Like thousands of other small mountain communities in Colorado, Ouray started out as a mining town when gold and silver were discovered in 1875. Unlike others though, because of the majesty of the surrounding mountains, the cascading waterfalls and the natural hot springs, visitors flocked to Ouray as much for its beauty as the miners did for the riches they hoped they would find.

Prior to the discovery of precious minerals and the influx of miners, for centuries the Tabeguache Ute Indians migrated to this idyllic setting during the warm months, hunting the abundant game and soaking in the magical hot springs water. They worshiped this spectacular valley, referring to it as their sacred place. Little is left of their visits, only the name, Ouray in honor of their famous chief who was instrumental in keeping peace between the Ute Indians and the many settlers.

Once the City of Ouray was founded, the town soon had more horses, mules, and burros than people as the feverish activity of searching for gold, silver and other metals flourished. Within four years of its founding, the area around Ouray had over 30 active mines. Along with the extraction of the metals, developed a booming support industry to supply the operations' needs.

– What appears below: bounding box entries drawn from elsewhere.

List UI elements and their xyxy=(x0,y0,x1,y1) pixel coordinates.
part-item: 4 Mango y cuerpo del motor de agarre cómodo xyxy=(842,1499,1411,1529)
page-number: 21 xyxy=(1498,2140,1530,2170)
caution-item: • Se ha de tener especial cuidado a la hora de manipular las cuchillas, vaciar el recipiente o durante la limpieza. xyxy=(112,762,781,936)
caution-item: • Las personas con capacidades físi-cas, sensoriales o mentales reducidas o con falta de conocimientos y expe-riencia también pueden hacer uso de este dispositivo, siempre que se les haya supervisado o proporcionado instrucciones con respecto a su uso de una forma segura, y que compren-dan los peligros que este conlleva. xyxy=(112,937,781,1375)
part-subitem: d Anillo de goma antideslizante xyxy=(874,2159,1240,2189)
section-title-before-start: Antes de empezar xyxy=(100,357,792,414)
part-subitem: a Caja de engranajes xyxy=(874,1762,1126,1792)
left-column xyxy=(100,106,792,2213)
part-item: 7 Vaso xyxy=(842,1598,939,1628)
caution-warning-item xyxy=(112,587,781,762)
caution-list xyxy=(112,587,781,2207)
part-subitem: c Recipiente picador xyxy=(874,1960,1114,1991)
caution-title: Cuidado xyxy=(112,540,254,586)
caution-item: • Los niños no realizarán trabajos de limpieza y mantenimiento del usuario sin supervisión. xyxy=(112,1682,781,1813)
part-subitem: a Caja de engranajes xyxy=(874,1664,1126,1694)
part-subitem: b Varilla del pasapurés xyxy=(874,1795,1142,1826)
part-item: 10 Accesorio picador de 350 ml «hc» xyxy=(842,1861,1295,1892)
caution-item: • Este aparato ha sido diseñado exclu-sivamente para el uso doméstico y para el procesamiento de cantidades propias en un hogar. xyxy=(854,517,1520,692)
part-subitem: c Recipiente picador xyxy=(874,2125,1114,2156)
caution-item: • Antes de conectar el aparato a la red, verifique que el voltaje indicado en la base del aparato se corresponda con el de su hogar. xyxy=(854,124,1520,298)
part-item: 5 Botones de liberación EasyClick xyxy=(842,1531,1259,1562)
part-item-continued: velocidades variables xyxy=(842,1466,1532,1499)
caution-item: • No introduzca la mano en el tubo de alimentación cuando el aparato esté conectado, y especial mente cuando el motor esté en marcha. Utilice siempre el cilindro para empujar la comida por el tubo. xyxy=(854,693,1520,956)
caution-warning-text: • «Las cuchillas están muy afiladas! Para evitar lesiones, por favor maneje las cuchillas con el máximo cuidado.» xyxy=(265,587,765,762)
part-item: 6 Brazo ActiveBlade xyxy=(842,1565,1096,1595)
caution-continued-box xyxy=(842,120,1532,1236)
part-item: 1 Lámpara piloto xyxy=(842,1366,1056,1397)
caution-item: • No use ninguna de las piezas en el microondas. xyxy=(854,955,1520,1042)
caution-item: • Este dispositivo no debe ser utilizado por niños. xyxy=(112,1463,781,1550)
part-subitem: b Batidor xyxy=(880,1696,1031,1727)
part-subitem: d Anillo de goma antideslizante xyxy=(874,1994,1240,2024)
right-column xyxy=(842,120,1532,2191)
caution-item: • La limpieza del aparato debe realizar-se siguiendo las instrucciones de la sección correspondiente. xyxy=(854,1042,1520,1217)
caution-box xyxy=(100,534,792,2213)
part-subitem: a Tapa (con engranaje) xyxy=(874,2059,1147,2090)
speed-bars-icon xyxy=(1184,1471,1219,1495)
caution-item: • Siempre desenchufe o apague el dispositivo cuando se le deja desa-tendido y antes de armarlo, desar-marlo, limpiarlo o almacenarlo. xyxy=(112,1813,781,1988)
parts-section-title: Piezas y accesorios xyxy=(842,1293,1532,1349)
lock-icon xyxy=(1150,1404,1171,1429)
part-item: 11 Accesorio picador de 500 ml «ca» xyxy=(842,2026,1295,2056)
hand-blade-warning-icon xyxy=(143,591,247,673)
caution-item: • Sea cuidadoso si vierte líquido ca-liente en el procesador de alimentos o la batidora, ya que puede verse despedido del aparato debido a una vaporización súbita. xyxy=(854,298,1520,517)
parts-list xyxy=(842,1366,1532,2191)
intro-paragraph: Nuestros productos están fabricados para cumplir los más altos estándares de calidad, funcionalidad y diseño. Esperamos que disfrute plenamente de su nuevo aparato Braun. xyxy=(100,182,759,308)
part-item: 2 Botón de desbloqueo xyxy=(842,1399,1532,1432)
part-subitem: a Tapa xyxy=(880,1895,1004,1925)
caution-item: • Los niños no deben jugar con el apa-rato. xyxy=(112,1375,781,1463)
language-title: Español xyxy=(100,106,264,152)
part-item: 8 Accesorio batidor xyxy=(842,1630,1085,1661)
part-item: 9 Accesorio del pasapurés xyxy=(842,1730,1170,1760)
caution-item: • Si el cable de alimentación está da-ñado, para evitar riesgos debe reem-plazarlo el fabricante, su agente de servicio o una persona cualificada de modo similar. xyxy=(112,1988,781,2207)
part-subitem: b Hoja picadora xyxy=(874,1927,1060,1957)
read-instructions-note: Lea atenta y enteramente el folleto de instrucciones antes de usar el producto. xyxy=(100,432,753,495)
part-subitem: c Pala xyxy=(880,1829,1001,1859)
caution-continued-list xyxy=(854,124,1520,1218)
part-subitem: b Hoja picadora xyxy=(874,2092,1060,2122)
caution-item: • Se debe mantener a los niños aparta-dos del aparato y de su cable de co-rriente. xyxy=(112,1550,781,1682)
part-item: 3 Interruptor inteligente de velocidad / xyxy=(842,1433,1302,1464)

Buildings of all sorts sprang up on what was to become Main Street, many of which are still occupied. From the restored Beaumont Hotel (built 1886) and St. Elmo Hotel (1898), to the unrestored Livery Barn (1883) or the Western Hotel (1881), Ouray presents an abundance of old Victorian architecture to fascinate one's fertile imagination. On the side streets, classic examples of Victorian homes abound, most of them in beautifully-restored condition. In 1983, the City of Ouray was honored to be named as a National Historic District by both the Colorado and National Historic Authorities.